Customizing Nvidia Containers

Introduction:

Nvidia provides many containers that are optimized for use on their GPUs. These containers are very handy to have but sometimes they don't include everything that we might need. For instance, they have a set of Tensorflow containers but the containers don't include the matplotlib package. This page describes how to build a new container, using the original one that Nvidia provides as a starting point. In the example below, we will start with a TensorFlow 2 container that is provided by Nvidia and we will create a new Singularity Container that has everything from the original container but also includes the matplotlib package.

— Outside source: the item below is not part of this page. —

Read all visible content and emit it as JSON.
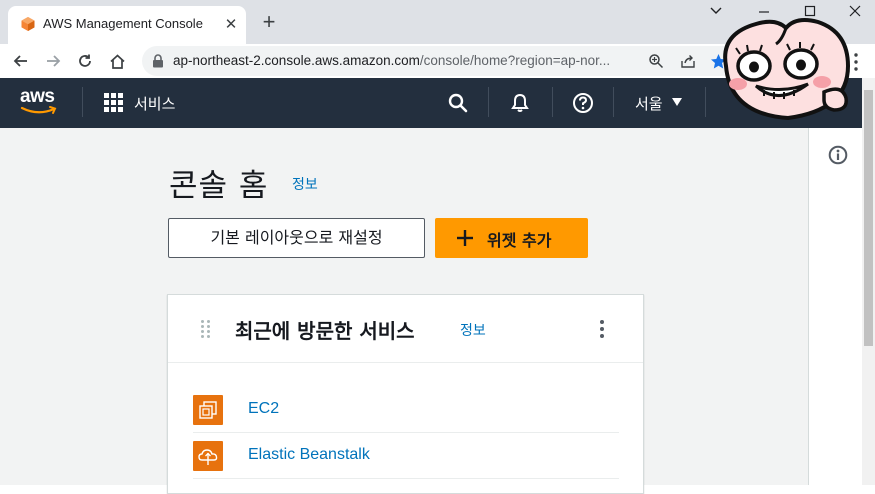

Nvidia GPU-optimized Container Catalog

To see the list of containers that Nvidia provides, go to https://catalog.ngc.nvidia.com/ . From here, you can search for containers. For instance, searching for Tensorflow shows:

Clicking on the TensorFlow container will give a bunch of information on the container, including how to use it:

The path to the container can be found by clicking on the "Copy Image Path" button and choosing one of the versions of the container. This will be used when we need to create a Definition file. As an example, the most recent one for TensorFlow 2 that I find points to: nvcr.io/nvidia/tensorflow:22.07-tf2-py3 and this will be put into the new Definition file on the second line that starts with "From: "

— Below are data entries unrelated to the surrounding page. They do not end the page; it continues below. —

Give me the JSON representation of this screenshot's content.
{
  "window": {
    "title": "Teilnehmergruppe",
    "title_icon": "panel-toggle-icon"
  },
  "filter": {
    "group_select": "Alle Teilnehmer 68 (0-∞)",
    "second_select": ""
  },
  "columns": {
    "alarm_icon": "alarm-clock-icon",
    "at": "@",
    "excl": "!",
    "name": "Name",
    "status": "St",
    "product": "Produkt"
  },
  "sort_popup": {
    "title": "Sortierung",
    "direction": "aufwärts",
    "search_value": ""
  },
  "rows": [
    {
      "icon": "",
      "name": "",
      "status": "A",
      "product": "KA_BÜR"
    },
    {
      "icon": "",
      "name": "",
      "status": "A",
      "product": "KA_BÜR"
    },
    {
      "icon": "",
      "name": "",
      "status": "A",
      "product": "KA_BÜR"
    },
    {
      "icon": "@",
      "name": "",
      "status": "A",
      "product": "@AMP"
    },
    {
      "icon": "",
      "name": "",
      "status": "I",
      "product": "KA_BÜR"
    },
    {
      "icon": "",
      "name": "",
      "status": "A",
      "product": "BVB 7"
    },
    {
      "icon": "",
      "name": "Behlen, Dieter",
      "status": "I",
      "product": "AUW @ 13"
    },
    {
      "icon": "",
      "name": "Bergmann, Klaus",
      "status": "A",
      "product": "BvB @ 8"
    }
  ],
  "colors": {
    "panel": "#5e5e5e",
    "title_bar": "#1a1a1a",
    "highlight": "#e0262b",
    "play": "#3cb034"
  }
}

Creating the Definition file with the Nvidia Container path:

On Katahdin, open a text editor and create a new file called "new_container.def with the following contents, where the second line includes the path that you got from the NGC site in the previous step:


Bootstrap: docker

From: nvcr.io/nvidia/tensorflow:22.07-tf2-py3


%post


    DEBIAN_FRONTEND=noninteractive apt-get install -y --no-install-recommends \

        coreutils  


    pip install matplotlib

    echo "Done"

The red line is what is being added to the container. You can add other things to the container using the "apt" command, other pip commands, and other ways too.

Save the file and then run the following commands to actually create the new container. The end result will be a file with a ".simg" extension that is placed in your home directory. The process will start by sshing to a system that has Nvidia GPUs. This might not exactly be necessary but it also takes the load off of Katahdin.


ssh grtx-1

module load singularity

export TMPDIR=$XDG_RUNTIME_DIR 

singularity build --fakeroot $HOME/new_container.simg new_container.def

The third line sets up the TMPDIR variable for the singularity command to use. This is done for a couple of reasons but the biggest benefit is that the XDG_RUNTIME_DIR variable points to a tmpfs volume that gets created when you ssh to the grtx-1 system. This tmpfs volume is located in RAM so it is very fast. So, by setting TMPDIR to this directory in RAM, it will speed up the process of creating the container tremendously. 

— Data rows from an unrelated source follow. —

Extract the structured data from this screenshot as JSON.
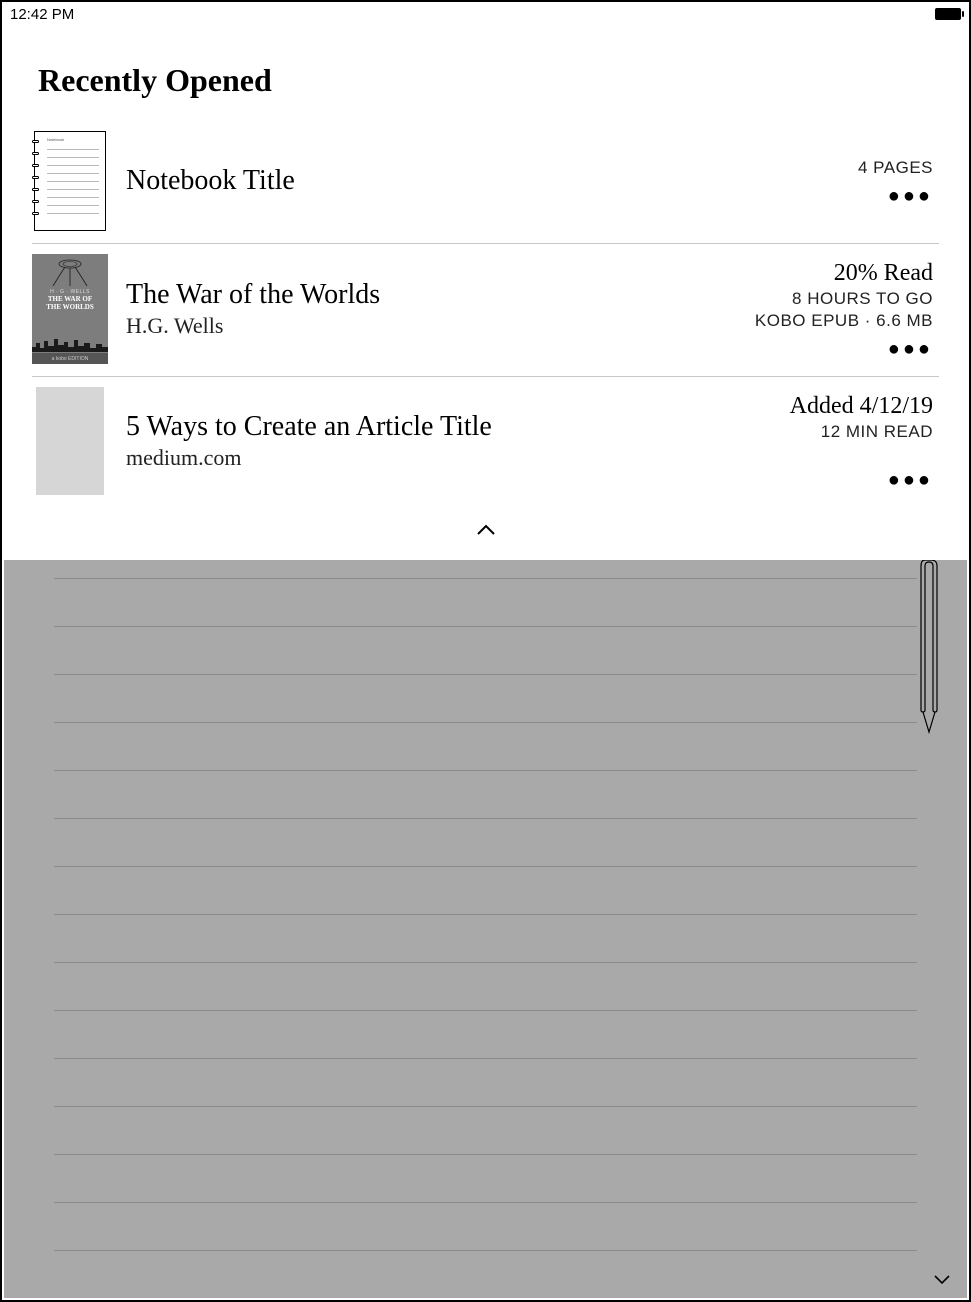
{
  "status": {
    "time": "12:42 PM"
  },
  "section_title": "Recently Opened",
  "items": [
    {
      "title": "Notebook Title",
      "subtitle": "",
      "meta_primary": "",
      "meta_secondary": "4 PAGES",
      "meta_tertiary": ""
    },
    {
      "title": "The War of the Worlds",
      "subtitle": "H.G. Wells",
      "meta_primary": "20% Read",
      "meta_secondary": "8 HOURS TO GO",
      "meta_tertiary": "KOBO EPUB · 6.6 MB",
      "cover": {
        "author": "H · G · WELLS",
        "title_line1": "THE WAR OF",
        "title_line2": "THE WORLDS",
        "tag": "a kobo EDITION"
      }
    },
    {
      "title": "5 Ways to Create an Article Title",
      "subtitle": "medium.com",
      "meta_primary": "Added 4/12/19",
      "meta_secondary": "12 MIN READ",
      "meta_tertiary": ""
    }
  ]
}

The singularity command runs the "build" subcommand to build the .simg file and it uses the .def file to know how to build it. The "--fakeroot" parameter is needed in order for regular, not-root, accounts to be able to build the container.

Once the container has been created, you can use the container in a Slurm job with the following in your job submission script:


module load singularity

singularity run --nv new_container.simg python my_python_script.py


where "my_python_script.py" is the name of your python script.